Research indicates that like other immunizations, BCG vaccination is generally cost-effective, particularly in high-incidence settings21. However, these cost savings are not passed downstream to the families affected by TB; treatment for the disease can take months and can lead to catastrophic health costs for families. This is one reason why preventing TB is an important consideration for equity: TB is most likely to impact those who will have the greatest challenges covering the costs of treatment, transportation to a health center, and lost wages. Low-income populations are generally at a higher risk of developing TB, possibly because they have higher exposures to risk factors such as living and working in crowded and poorly ventilated spaces and less access to health care 22. As a result, they are more likely to be saddled with the catastrophic treatment costs of TB.

  • According to a review of national patient cost surveys from 23 countries, the percentage of households affected by TB experiencing catastrophic costs ranged from 13–92%, with a pooled average of 47%23. This means that globally, nearly one in two families affected by TB will spend more than 20% of their household income on treatment, a catastrophic expense for many families.
  • Research in Ghana demonstrates that TB costs can push households below the poverty line, particularly for those already living in the middle or lower half of the income distribution24.
  • The financial impact of TB continues after treatment. Among families participating in a study in South Africa, 35% of previously employed mothers stopped working to care for children who had permanent disabilities from surviving tuberculosis meningitis 25. Nineteen percent of families reported financial loss as a result of caring for children who were disabled by the disease.

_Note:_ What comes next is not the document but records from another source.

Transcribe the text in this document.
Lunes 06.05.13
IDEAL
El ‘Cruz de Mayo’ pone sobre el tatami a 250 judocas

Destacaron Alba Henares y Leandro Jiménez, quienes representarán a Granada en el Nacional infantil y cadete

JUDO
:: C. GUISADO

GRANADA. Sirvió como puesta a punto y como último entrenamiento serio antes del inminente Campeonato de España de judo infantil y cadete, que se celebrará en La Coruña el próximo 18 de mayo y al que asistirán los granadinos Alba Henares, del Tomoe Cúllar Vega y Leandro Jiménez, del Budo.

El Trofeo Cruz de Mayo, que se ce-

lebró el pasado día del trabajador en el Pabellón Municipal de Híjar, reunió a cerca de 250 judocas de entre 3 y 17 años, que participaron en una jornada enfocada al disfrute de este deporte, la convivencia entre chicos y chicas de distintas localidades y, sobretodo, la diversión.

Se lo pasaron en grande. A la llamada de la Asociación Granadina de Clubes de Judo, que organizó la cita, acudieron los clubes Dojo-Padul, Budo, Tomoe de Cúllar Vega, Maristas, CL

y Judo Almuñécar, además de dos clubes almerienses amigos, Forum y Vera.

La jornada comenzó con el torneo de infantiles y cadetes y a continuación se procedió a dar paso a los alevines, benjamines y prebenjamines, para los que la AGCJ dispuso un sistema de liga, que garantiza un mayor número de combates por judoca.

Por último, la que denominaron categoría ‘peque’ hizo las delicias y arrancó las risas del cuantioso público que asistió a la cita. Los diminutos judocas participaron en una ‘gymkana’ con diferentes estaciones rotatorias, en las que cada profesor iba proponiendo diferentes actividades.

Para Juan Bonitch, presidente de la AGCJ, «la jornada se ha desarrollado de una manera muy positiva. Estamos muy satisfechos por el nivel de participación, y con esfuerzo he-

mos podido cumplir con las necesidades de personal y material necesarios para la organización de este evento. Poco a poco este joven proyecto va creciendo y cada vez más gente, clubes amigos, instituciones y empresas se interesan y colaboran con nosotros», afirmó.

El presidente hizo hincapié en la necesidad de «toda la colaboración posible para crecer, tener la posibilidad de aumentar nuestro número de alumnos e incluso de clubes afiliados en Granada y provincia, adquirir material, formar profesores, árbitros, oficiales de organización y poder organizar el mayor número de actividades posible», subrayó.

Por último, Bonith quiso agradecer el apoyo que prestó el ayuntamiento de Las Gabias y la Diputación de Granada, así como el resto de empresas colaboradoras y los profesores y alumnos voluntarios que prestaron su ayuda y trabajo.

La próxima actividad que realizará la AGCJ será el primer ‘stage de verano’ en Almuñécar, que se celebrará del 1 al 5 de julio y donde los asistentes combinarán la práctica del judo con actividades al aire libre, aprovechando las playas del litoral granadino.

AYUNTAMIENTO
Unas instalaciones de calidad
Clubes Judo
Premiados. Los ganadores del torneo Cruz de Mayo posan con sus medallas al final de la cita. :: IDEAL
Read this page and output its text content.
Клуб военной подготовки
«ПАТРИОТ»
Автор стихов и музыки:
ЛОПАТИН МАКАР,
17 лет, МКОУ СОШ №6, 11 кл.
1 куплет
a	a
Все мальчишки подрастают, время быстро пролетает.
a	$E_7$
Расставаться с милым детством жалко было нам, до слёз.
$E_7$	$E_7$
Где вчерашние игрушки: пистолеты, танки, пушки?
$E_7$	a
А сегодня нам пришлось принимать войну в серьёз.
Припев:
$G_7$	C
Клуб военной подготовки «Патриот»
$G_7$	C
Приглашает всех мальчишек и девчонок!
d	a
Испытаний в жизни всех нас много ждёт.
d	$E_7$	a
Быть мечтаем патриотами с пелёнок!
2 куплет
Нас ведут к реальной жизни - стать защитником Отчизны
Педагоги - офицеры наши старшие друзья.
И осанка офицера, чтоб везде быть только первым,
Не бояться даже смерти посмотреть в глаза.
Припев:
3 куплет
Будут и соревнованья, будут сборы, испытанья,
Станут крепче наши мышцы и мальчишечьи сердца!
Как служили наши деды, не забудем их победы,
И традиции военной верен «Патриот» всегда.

The WHO End TB Strategy outlines eliminating the number of TB-affected families facing catastrophic costs as one of its goals, and there is clearly work to be done to meet this ambitious goal26.

“The development and roll-out of new TB vaccines could yield health and economic benefits on a similar scale to some of the most influential health interventions in poorer countries in recent years.”27

Developing new TB vaccines that protect adolescents and adults will require a significant investment, but health economists project that these vaccines will save money in the long run, thanks to averted treatment costs and the boost to the economy associated with a healthy workforce. These vaccines are also expected to advance health equity, as the benefits of new TB vaccines are expected to provide the greatest benefits for those who currently bear the highest disease burden.

  • A 2023 modelling study estimates that a TB vaccine for adolescents and adults would be cost-effective in 70% of settings and could save up to US$474 billion by 205028. In this scenario, every US$1 invested in TB vaccines would provide US$7 in returns.
  • A second modelling study29 shows that more than half of TB cases averted by a new vaccine would be among the two poorest income quartiles. These two income quartiles would also account for 46% of averted treatment costs, as well as 66% of cases of catastrophic costs.

Looking Ahead: The Future of TB Vaccines

New, more effective vaccines are needed to reduce the morbidity and mortality of TB, fight the rising threat of AMR, and address inequities in disease burden and economic impact. The BCG vaccine does not adequately protect older children, adolescents, and adults against TB, and continuing to neglect these populations will only exacerbate this growing crisis.

There are at least 16 new TB vaccines currently in development, but significant funding is needed to push these new vaccines through the research pipeline. It is estimated that it will take US$790 million per year to advance TB vaccines, though the average annual investment for the past several years has been just US$115 million30. These vaccines must be prioritized to reduce the burden of this devastating disease and end the TB pandemic.